Junimart mengakui, dalam Undang-Undang MPR, DPR, DPD, dan DPRD memang disebutkan bahwa Sekjen DPR bertanggung jawab kepada pimpinan Dewan. Namun, dalam kasus pelanggaran kode etik ini, menurut dia, aturan tersebut tak bisa diterapkan. Sebab, MKD adalah lembaga yang independen, tidak berada di bawah kesekjenan ataupun Pimpinan DPR.
"Kita mau konfirmasi saja mengenai dokumen perjalanan ke AS yang kita dapat dari Kesetjenan. Masa begitu saja sulit. Apa sih yang disembunyikan?" ujar Junimart.
Junimart mengatakan, jika sulit dalam memanggil orang-orang yang akan dimintai keterangan, MKD bisa saja menggunakan cara-cara represif bekerja sama dengan kepolisian. Namun, dalam pemanggilan Sekjen DPR ini, cara tersebut tidak dilakukan. MKD memilih untuk mendatangi kantor Winantuningtyastiti agar bisa meminta keterangannya tanpa harus izin terlebih dulu dari pimpinan DPR. Namun, Junimart keberatan dengan upaya "jemput bola" itu dan tak ikut memintai keterangan dari Sekjen DPR.

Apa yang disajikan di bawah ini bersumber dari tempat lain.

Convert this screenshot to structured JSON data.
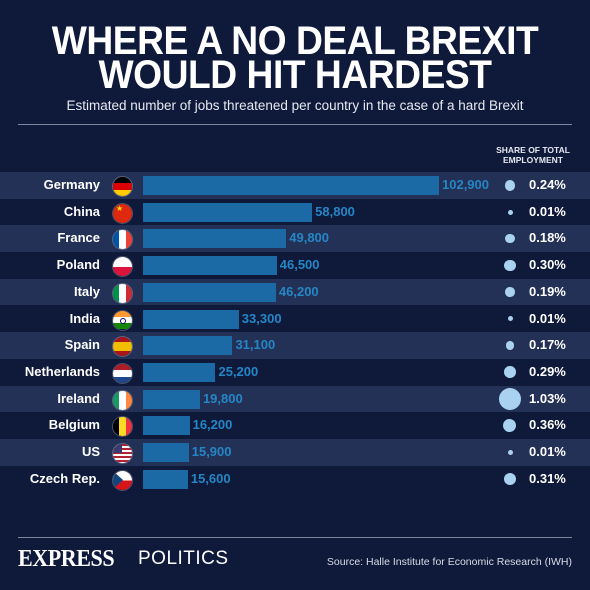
{
  "header": {
    "title_line1": "WHERE A NO DEAL BREXIT",
    "title_line2": "WOULD HIT HARDEST",
    "subtitle": "Estimated number of jobs threatened per country in the case of a hard Brexit",
    "share_heading_line1": "SHARE OF TOTAL",
    "share_heading_line2": "EMPLOYMENT"
  },
  "colors": {
    "background": "#0f1a3a",
    "stripe": "#243156",
    "bar": "#1b6aa6",
    "value_text": "#2486c6",
    "dot": "#a9d2f0"
  },
  "chart_data": {
    "type": "bar",
    "orientation": "horizontal",
    "categories": [
      "Germany",
      "China",
      "France",
      "Poland",
      "Italy",
      "India",
      "Spain",
      "Netherlands",
      "Ireland",
      "Belgium",
      "US",
      "Czech Rep."
    ],
    "values": [
      102900,
      58800,
      49800,
      46500,
      46200,
      33300,
      31100,
      25200,
      19800,
      16200,
      15900,
      15600
    ],
    "value_labels": [
      "102,900",
      "58,800",
      "49,800",
      "46,500",
      "46,200",
      "33,300",
      "31,100",
      "25,200",
      "19,800",
      "16,200",
      "15,900",
      "15,600"
    ],
    "share_of_total_employment": [
      0.24,
      0.01,
      0.18,
      0.3,
      0.19,
      0.01,
      0.17,
      0.29,
      1.03,
      0.36,
      0.01,
      0.31
    ],
    "share_labels": [
      "0.24%",
      "0.01%",
      "0.18%",
      "0.30%",
      "0.19%",
      "0.01%",
      "0.17%",
      "0.29%",
      "1.03%",
      "0.36%",
      "0.01%",
      "0.31%"
    ],
    "flags": [
      "germany-flag-icon",
      "china-flag-icon",
      "france-flag-icon",
      "poland-flag-icon",
      "italy-flag-icon",
      "india-flag-icon",
      "spain-flag-icon",
      "netherlands-flag-icon",
      "ireland-flag-icon",
      "belgium-flag-icon",
      "us-flag-icon",
      "czech-flag-icon"
    ],
    "xlim": [
      0,
      102900
    ]
  },
  "footer": {
    "brand": "EXPRESS",
    "section": "POLITICS",
    "source": "Source: Halle Institute for Economic Research (IWH)"
  }
}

Sebelumnya, Ketua MKD Surahman Hidayat merasa tidak masalah jika MKD yang mendatangi kantor Sekjen DPR. Sebab, Sekjen DPR saat ini masih berstatus sebagai pemberi informasi, bukan sebagai saksi. Dalam kasus-kasus lainnya, MKD juga kerap mendatangi sumber informasi mereka.
"Kalau statusnya sebagai saksi (harus) dipanggil ke sini (ke ruang sidang MKD), tetapi ini sebagai sumber informasi," kata Surahman.